Oak Hill Estates subdivision residents confront aldermen in a work session
Published 7:10 pm Saturday, December 17, 2016
Little progress was made this past week when a group of angry homeowners came before the Brookhaven Board of Aldermen at a called work session to discuss the lousy condition of their roads.
All of the approximately 20 families who live in Oak Hill Estates were represented in the work session, which was called to discuss the ownership of the roads in the subdivision and the lack of city water and lines.
All seven aldermen except for Ward 4 Alderman Shirley Estes, who represents the citizens of Oak Hill Estates, were present for the meeting. Ward 6 Alderman David Phillips removed himself from the work session prior to its start because his brother and business partner lives in Oak Hill.
Mayor Joe Cox said the meeting was called at the request of Kevin Laird, president of Oak Hill Estates’ homeowners’ association, so he and other homeowners could meet with the board concerning the paving and dedication of the roads and the installation of water lines in the subdivision.
No action can be taken at a work session, and no other topic could be discussed.
“Oak Hill Estates is a part of the city and we’re obligated to find solutions to difficult situations as they arise,” Cox said.
Laird read from a prepared statement.
“We requested this meeting for one purpose, and that is to establish a mutual understanding regarding the status of the roads in our subdivision — Oak Hill Drive and Corner Stone Lane — relative to the annexation into the city of Brookhaven.”
Laird read about prior instances where the Oak Hill Estates homeowners’ association has met with the board and its attorney and his perceived outcomes of each meeting.
“(We are) seeking a clear response from the city with an answer to the following two questions — does the letter you sent out (recently) represent the city’s official position of the ownership of the roads, and did the city require the same process for the transfer of streets from other subdivisions within the annexed area?,” Laird read. “If the answer to either of these is no, we would like an official response 30 days from today on Jan. 15, 2017.”
City attorney Joe Fernald followed Laird’s statement with an explanation of the situation and his findings on similar situations based on the Mississippi Attorney General’s office.
When Oak Hill Estates was built, the developers did not dedicate the roads — Oak Hill Drive and Corner Stone Lane — to Lincoln County because they wanted to keep the subdivision private, Fernald said.
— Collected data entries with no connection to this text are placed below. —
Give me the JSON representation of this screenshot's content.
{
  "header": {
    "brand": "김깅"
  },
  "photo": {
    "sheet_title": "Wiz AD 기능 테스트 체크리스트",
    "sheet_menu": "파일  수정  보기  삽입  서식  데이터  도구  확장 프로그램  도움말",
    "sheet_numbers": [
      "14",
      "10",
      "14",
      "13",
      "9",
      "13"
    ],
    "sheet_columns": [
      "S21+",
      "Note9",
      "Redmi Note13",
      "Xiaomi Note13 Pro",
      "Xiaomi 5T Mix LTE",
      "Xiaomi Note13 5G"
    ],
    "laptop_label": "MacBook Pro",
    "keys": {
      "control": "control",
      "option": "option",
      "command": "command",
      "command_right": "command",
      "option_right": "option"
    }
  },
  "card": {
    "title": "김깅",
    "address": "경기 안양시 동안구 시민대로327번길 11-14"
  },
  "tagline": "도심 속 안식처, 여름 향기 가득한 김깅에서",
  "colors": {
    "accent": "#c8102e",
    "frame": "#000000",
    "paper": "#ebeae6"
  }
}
Because of that, when Brookhaven annexed the subdivision in 2007, the streets were not transferred as city property, he said.
Oak Hill Estates’ own covenants and restrictions state that the roads in the subdivision can only be dedicated if 75 percent of the homeowners in the subdivision agree, Fernald said.
And even if the three-quarters of the homeowners agree, the city’s law says streets can only be dedicated if they’re up to city standards, he said.
WGK engineer Mike McKenzie, one of the city’s contractors, said it is unknown if the streets in the subdivision are up to code. He recommended a bore test be completed by an engineering firm to determine the condition of the roads. This would allow the residents to see what would need to be done to get the streets up to city standards.
The hour-long discussion of the situation became heated on multiple occasions, with several homeowners getting up and leaving the meeting in frustration.
“I think we’re at an impasse here,” homeowner Jeff Clark said before walking out. “I think that we, as a homeowner’s association, don’t feel like we have been treated fairly in the process, in view of what the city has done for other subdivisions.”
Many of the residents argued that they have been paying an enormous amount of city taxes and should have the same benefits as the rest of the city. Several said they were unaware that the road they lived on was private when purchasing their homes. Some said the city had repaired roads in the subdivision in the past.
Fernald countered that the city completed one patchwork job on the street, prior to the board’s knowledge that it was a private road. He said that once it came to the city’s attention that the road is private nothing was done to it.
“We’re cut off by the law,” Fernald said. “The streets would have to become public streets before we could do anything to them.”
Little progress has been made in the past to hook up water lines to the residences of the subdivision due to the situation with the road, but Cox said it is something the city could begin moving forward on if the residents agreed.
The remaining residents of Oak Hill Estates at the end of the meeting said they would discuss contacting an engineering firm to get the roads tested. Fernald, McKenzie and the board agreed that it would not be productive to meet again until the roads had been assessed.